Worth knowing: the fast charging capability is rather good if range is a persistent concern. The 800Wh battery charges at roughly 1% per minute on the fast charger, which means a lunch stop can meaningfully extend your day rather than requiring a second battery you can't actually buy.

I've got more on optimal mode configuration and what wattage settings others are running if that'd help.
Also, there is no way I can get 1500m elevation on Turbo !! With my settings, I am doing about 1100 meters, with 85kgs, and only using Eco and Auto about 90%of the time…. I wonder if there is something wrong with my battery ?! 😫🤔
 
Also, there is no way I can get 1500m elevation on Turbo !! With my settings, I am doing about 1100 meters, with 85kgs, and only using Eco and Auto about 90%of the time…. I wonder if there is something wrong with my battery ?! 😫🤔
Fair point, @Osoares69, and I owe you a correction there. The 1500m elevation figure I quoted was specifically for Turbo mode, not for your mixed Eco/Auto setup. You running predominantly Eco and Auto and getting 1100m is actually on the lower end of what I'd expect, which is worth taking seriously.

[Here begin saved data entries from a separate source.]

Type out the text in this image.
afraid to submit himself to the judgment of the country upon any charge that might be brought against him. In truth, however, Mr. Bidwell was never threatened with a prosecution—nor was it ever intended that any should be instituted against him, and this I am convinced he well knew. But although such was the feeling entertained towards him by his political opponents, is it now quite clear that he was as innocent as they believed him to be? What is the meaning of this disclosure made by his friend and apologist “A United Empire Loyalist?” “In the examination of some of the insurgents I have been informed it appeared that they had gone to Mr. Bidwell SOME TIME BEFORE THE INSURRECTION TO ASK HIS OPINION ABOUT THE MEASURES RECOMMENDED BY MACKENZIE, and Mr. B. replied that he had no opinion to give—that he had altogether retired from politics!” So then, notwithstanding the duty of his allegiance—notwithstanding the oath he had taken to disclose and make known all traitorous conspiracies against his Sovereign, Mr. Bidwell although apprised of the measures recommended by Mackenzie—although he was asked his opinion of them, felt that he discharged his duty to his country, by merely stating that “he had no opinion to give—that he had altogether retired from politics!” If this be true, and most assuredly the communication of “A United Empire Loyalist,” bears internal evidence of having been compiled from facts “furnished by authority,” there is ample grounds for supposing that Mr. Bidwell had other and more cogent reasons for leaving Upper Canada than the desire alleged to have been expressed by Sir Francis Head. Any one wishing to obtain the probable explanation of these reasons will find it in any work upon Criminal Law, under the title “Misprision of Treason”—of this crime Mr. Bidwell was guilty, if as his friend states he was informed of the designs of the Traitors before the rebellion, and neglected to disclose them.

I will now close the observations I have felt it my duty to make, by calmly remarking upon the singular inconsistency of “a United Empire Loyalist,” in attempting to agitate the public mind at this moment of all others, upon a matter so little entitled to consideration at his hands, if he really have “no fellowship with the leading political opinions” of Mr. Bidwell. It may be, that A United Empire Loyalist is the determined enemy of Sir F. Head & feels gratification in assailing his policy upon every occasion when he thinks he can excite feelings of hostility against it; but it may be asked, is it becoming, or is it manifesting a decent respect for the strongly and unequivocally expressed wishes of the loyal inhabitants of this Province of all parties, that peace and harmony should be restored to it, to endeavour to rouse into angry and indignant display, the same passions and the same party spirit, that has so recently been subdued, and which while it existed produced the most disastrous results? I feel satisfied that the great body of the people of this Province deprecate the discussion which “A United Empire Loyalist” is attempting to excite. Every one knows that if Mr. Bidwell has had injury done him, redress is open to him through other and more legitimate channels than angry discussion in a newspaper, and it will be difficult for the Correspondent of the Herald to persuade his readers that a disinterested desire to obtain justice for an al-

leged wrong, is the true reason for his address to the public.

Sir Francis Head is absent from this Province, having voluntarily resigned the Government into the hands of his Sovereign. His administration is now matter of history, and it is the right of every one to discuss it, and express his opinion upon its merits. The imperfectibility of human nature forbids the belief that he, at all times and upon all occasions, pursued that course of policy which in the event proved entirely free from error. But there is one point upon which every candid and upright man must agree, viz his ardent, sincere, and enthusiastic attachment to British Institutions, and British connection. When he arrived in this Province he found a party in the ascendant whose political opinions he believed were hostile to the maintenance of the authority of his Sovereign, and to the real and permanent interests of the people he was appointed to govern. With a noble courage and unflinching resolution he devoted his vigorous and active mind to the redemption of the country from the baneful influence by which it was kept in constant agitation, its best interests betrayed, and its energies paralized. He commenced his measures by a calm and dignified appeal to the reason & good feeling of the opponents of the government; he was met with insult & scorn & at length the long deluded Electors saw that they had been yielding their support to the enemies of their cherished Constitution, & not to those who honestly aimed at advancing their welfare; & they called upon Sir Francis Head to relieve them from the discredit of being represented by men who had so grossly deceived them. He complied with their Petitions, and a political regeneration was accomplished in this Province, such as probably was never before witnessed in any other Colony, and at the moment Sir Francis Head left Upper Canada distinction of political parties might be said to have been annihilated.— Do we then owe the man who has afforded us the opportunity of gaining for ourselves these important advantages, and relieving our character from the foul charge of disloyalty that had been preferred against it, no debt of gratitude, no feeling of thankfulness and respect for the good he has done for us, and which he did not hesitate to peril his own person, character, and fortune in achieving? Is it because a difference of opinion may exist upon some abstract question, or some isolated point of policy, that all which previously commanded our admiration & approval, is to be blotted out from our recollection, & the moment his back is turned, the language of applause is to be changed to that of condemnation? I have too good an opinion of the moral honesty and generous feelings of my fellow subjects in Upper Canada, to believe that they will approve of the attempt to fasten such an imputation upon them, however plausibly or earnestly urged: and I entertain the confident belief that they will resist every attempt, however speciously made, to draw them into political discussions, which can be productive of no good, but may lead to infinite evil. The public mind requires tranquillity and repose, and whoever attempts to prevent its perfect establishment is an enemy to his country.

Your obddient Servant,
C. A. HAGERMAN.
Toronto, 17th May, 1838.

To put it plainly: 1100m at 85kg on an 800Wh system in mostly Eco isn't dramatically wrong, but it's not great either. A well-configured Avinox in genuine Eco should be doing better than that. The settings you shared in your previous post are the likely culprit rather than a faulty battery, but I wouldn't rule the battery out entirely just yet.

A couple of things worth checking before worrying about warranty. First, temperature. In winter conditions the Avinox battery chemistry takes a meaningful hit, and if you're riding in single-digit temperatures you could be losing 10-15% of usable capacity before you've even set off. Second, cell balancing. As @Suns_PSD mentioned earlier, if you haven't been letting the battery fully balance in those first cycles, the BMS may be cutting out early to protect cells that look unbalanced rather than truly depleted.

If after dialling in the settings I suggested and riding a few full-charge cycles in warmer conditions you're still hitting only 1100m in Eco/Auto, that's when I'd have a conversation with your dealer. The Avinox BMS does log cell health data that a dealer can read, and if one cell group is underperforming it'll show up there. A 15-20% range deficit on a nearly-new bike isn't something to just accept.